Est-ce que cette légèreté que tu voulais apporter, s’est traduite dans le choix des couleurs qui sont très acidulées ?
Jim Bishop : Oui exactement. Alors déjà de base, j'ai une palette très acidulée, et j'aurais pu entrer dans des palettes de couleurs plus sombres, mais non. Déjà le fait de vouloir faire la mer, je voulais que ça respire. Je voulais qu'on sente, enfin moi j'avais ça dans ma tête, l'ambiance que tu as quand tu mets un coquillage près de ton oreille, et que l’on te dit que tu entends la mer. Je voulais vraiment qu'on ressente ça, mais c’était mon intention perso. Je voulais que ça passe par les couleurs, et puis je trouvais que ça pétait bien le jaune du personnage, ça rend un peu le côté on est à la plage, c’est un peu les vacances, il y a la chaleur, mais il y a quand même des trucs sombres qui se passent.

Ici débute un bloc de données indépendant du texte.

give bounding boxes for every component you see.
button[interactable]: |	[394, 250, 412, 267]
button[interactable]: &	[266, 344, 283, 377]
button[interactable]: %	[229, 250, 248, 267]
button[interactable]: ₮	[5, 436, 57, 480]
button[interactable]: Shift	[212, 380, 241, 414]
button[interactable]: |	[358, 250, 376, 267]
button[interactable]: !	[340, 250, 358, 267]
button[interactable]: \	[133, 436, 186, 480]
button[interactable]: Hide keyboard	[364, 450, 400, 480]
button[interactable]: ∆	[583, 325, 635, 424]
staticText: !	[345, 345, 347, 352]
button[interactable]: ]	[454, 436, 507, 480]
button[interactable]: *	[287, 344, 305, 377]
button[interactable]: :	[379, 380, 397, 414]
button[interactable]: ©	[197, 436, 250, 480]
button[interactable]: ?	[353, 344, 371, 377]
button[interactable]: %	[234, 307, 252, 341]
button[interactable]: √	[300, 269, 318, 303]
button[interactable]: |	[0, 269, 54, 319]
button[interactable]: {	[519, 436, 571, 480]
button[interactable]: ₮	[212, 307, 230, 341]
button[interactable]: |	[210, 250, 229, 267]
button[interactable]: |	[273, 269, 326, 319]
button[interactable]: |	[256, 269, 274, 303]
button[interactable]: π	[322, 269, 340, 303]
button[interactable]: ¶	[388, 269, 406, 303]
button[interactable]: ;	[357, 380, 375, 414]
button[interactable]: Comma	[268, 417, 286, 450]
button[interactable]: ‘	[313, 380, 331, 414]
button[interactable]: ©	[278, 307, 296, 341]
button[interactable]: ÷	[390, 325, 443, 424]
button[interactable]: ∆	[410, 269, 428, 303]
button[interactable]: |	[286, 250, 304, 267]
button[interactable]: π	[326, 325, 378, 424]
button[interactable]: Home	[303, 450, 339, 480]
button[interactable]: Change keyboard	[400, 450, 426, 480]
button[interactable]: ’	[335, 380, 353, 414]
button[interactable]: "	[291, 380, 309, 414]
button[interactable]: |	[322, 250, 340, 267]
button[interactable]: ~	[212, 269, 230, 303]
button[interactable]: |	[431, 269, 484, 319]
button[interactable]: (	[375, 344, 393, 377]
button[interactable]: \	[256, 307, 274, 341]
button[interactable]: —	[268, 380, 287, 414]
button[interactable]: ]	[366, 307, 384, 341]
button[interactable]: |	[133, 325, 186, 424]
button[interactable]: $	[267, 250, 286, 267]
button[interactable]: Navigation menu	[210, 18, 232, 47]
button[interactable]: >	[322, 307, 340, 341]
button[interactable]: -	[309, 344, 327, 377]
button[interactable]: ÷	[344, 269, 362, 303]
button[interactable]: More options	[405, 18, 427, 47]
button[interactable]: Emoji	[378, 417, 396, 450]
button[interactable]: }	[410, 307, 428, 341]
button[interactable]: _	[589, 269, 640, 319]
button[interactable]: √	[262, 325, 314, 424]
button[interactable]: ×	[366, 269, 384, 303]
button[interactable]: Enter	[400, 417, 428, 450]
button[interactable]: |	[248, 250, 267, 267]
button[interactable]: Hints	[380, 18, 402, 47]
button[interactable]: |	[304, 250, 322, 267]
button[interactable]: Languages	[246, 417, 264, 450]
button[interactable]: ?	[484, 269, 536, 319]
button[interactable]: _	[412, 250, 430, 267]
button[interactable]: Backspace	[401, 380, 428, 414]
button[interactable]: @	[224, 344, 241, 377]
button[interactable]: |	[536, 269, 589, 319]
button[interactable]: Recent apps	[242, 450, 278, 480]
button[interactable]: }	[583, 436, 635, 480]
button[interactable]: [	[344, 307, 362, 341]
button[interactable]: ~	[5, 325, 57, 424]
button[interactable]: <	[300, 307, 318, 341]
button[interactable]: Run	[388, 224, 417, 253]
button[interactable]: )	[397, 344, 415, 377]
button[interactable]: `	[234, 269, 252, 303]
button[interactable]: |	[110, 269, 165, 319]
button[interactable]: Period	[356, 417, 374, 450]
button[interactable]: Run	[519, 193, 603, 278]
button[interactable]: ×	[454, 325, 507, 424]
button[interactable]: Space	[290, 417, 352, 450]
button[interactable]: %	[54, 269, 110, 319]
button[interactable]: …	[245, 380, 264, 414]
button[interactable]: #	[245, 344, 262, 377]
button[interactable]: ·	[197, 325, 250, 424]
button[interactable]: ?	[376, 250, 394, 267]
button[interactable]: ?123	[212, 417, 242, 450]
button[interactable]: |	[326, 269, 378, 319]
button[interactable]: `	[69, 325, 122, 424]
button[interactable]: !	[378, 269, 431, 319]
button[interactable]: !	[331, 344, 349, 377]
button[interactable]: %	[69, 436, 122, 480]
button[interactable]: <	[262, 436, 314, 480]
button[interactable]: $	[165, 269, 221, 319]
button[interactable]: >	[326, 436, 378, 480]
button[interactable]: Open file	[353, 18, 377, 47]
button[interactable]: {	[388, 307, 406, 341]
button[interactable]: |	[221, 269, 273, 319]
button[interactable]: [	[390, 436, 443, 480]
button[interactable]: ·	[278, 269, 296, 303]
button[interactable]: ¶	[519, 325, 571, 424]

C'est un monde qui vit !

Copyright Bishop, Glénat


Il y a un important contraste entre la douceur de la couverture, et les tons plus acidulés des illustrations de l’album. Est-ce que c'est toi qui a fait le choix de la couverture ?
Jim Bishop : Ouais, c'est moi qui ai choisi la couverture. Sur la première version de la couverture, il y avait les trois personnages en ligne, et tu avais plein de poissons de différentes races. Et j'aimais bien, mais elle était chargée. Alors que celle-ci, pour moi, ça représente l'émotion de Iode, sa solitude, le fait qu'il soit rêveur. Et pour moi, c’était quand même le postulat de base de la bande dessinée. Ça reste quand même l'émotion principale, la douceur et la solitude, le deuil. Et la folie arrive après. Et en plus, j'aime bien aussi finalement d'avoir surpris, c'est mon kiff perso, c’est pour faire un contrepied au ressenti qu’on a en regardant la couverture. Mais je trouve que ça ne trompe pas, je pense qu'on a cette émotion, on la retrouve à l'intérieur de l'album. Du coup, c’était un choix. J'aurais pu faire une couverture éclatée, avec plein de trucs, ouais regardez c'est fou ! Ça aurait été trop direct, trop “je vous annonce la couleur” et je trouvais que ça marchait bien le fait que ça soit épuré. Copyright Bishop, Glénat Dans tes dessins on retrouve plein d’influences, notamment Miyazaki : ça a été une influence majeure pour cet album ?
Jim Bishop : Oui c'est vrai, en réalité, ça a été la vraie seule influence que j'avais. J'avais les bouquins de Miyazaki, je m'étais acheté des artbook de Chihiro. J'avais acheté un artbook, où c'est des cochons qui font la guerre, c'est déjà un peu le mood de Porco Rosso. Et il a fait la BD Porco Rosso aussi, c'est que en japonais, et c'est ouf, il y a des chars et des avions. J'avais ce bouquin à côté de moi, j'avoue, c'est vraiment la seule inspi graphique. Après il y a d'autres trucs, ça se ressent moins je pense, mais il y a aussi un peu de Moebius, enfin tu vois c'est des grands maîtres de la bande dessinée. Et aussi un peu de Bob l'éponge, il y en a plein d'autres, mais Miyazaki c'est le plus présent.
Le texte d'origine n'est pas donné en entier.